McKeesport is not the gritty city you’ve heard described in the media. That was the most common sentiment expressed on a windy Friday evening as about 20 people took refuge in the Carnegie Library of McKeesport’s children’s section.
Editor’s note
For our town hall series, Public Source is asking participants to speak from their own experience and listen to understand. To preserve that openness, this recap doesn’t include names or attributed quotes. To attend a future town hall, click here.
They had come for the second of seven “You Have the Floor” town hall events facilitated by Pittsburgh’s Public Source, and gathered among the usual bookshelves, computers and activity areas, brightened by posters and plushies of leprechauns and clovers for the coming St. Patrick’s Day holiday.

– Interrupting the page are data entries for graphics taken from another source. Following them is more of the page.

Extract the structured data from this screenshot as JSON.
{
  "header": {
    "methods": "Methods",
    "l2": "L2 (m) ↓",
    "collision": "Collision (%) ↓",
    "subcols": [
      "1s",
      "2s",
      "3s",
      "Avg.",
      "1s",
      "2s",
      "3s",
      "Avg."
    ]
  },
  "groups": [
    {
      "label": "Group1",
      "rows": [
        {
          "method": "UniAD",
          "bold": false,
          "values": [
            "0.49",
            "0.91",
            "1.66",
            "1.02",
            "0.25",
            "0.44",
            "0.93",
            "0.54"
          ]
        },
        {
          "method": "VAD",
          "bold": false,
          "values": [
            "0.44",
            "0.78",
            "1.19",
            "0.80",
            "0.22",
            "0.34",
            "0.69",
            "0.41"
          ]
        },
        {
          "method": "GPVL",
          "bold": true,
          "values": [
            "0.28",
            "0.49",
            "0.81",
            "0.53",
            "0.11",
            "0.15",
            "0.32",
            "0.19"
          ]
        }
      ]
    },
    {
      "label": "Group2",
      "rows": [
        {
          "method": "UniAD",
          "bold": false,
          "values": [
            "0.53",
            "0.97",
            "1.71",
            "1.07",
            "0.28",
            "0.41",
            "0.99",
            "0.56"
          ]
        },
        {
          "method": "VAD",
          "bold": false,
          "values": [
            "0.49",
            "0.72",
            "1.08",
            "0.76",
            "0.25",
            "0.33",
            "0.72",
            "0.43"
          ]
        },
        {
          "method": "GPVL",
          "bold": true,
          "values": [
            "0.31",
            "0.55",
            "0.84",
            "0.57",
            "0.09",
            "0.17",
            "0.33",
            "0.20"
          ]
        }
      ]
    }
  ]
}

Communal gatherings like this emerged as something deeply important to the group. With deeply negative perceptions of McKeesport commonplace, the people present said they find community to be paramount. They share a love of nature and sunshine enjoyed during the baseball games, concerts and block parties of the summers, when the community gathers.
Attendees came from McKeesport and neighboring areas such as Glassport and North Versailles, which sit within Allegheny County but are thought of primarily as a part of the Mon Valley. After one-on-one discussions, Public Source’s co-executive directors encouraged the participants to talk in small groups before putting their thoughts together and sharing with the whole room.

The most common sentiment from the group went something like this: Though McKeesport and the Mon Valley have suffered shootings, some high profile, that’s all people end up hearing about. Print media coverage tends to be appreciated by the group, but local television news and social media discourse paints an ugly, unfair picture, they said.
You Have the Floor is a seven-day series of community town halls hosted by Public Source across the Greater Pittsburgh region.
This isn’t to say that the group didn’t have concerns regarding safety. That showed up on many of the sticky notes produced in response to prompts and then clustered on white boards, and in discussion of both crime and what someone described as an outsized police presence on the streets.

Members of the group said safety concerns make them all the more passionate about the importance of getting to know and caring for their neighbors. That’s made more difficult, some said, by subpar transportation; a lack of places to meet and spend time with people; and local journalism that summarizes problems but doesn’t empower residents to do anything about them.
A better local media would include opportunities for residents to get involved and provide resources for making their lives better, the group agreed. And it would show that the McKeesport area has more beauty and humanity than the media may commonly show.